Steve Bannon: “Cinquestelle e Lega, è in Italia il cuore della nostra rivoluzione”

Maurizio Molinari
milano
 

C’è un rivoluzionario americano che si aggira per l’Europa e pensa che le elezioni del 4 marzo abbiano trasformato l’Italia nel «centro del mondo in rivolta». Steve Bannon, 65 anni, ci riceve nella camera di un hotel di Milano dove si alternano visitatori italiani e telefonate dagli Stati Uniti. Camicia sportiva, barba poco curata e BlackBerry sempre in mano, Bannon si considera demiurgo e interprete del movimento nazional-populista che ha portato Donald Trump alla Casa Bianca nel 2016 ed ha fatto vincere Lega e Cinquestelle nel voto di domenica scorsa. Ascoltarlo significa immergersi in una lettura del presente che sfida, rovescia e irride schemi, istituzioni, valori e alleanze sulle quali l’Occidente al momento si fonda ed articola. Da «rivoluzionario» come si definisce descrive il nostro mondo in maniera lucida e provocatoria.

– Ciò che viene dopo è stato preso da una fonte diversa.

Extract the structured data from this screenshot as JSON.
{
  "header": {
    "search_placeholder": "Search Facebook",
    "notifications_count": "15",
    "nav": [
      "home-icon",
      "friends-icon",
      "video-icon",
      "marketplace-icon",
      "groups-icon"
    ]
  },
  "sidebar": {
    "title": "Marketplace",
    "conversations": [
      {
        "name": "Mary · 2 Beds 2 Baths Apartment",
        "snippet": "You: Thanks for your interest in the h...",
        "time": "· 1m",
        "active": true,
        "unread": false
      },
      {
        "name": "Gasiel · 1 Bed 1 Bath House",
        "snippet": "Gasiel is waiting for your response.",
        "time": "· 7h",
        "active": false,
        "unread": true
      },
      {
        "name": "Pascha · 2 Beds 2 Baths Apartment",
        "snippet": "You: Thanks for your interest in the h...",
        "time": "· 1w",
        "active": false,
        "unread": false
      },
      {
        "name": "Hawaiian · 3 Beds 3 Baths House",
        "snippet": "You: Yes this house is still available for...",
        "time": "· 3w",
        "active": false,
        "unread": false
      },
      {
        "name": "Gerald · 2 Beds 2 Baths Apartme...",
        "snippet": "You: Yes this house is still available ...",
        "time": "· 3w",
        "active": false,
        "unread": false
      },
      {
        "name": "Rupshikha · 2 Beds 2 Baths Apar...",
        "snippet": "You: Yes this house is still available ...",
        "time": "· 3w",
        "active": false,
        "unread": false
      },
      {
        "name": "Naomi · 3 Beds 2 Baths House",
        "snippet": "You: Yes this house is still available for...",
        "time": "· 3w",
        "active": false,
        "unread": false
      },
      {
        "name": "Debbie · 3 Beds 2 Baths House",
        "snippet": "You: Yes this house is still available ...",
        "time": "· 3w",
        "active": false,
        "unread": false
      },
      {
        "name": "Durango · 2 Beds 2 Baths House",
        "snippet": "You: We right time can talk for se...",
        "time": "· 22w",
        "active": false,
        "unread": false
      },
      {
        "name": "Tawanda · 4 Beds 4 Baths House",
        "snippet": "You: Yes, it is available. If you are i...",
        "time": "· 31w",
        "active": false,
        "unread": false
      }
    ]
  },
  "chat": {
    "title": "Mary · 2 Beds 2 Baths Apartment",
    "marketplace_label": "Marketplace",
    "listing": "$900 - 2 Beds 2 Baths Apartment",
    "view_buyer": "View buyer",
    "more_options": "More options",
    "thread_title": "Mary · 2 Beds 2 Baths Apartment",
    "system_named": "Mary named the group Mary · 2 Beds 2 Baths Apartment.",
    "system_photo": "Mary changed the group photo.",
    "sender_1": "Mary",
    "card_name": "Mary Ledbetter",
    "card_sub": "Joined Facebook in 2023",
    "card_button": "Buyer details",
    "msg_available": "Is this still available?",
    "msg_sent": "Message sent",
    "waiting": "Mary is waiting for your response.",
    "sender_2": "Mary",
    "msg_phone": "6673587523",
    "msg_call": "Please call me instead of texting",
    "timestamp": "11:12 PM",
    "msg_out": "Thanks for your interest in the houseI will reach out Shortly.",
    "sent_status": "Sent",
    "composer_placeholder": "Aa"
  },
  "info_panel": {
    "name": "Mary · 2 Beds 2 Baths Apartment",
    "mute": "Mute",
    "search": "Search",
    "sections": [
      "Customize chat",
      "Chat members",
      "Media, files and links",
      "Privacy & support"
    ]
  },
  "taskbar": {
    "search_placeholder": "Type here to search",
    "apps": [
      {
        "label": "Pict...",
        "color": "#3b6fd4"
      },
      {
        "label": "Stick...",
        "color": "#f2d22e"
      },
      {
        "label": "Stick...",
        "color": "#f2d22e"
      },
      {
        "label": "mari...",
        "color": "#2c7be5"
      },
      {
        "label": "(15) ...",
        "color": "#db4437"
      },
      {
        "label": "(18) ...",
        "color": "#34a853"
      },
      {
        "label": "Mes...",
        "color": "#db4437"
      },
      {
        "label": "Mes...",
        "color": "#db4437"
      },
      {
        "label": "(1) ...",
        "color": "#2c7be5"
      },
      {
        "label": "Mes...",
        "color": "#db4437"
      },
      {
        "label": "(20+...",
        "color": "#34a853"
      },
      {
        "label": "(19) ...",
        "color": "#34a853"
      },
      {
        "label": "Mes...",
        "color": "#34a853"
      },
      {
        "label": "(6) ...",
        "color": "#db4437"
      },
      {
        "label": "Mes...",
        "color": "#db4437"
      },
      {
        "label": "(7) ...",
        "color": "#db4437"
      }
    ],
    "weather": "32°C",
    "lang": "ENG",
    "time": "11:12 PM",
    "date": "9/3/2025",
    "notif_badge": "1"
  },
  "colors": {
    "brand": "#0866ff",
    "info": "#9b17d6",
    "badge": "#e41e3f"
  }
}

 Al centro di tutto c’è il «nazional-populismo» che si è imposto in America «portando al centro gli individui, il ceto medio, privato del lavoro e del benessere da due fattori convergenti, il libero commercio ed i migranti». Nato a Norfolk, Virginia, in una famiglia di operai democratici, Bannon parla dei lavoratori come di vittime «a cui il commercio globale toglie prosperità e i migranti strappano i pochi lavori rimasti».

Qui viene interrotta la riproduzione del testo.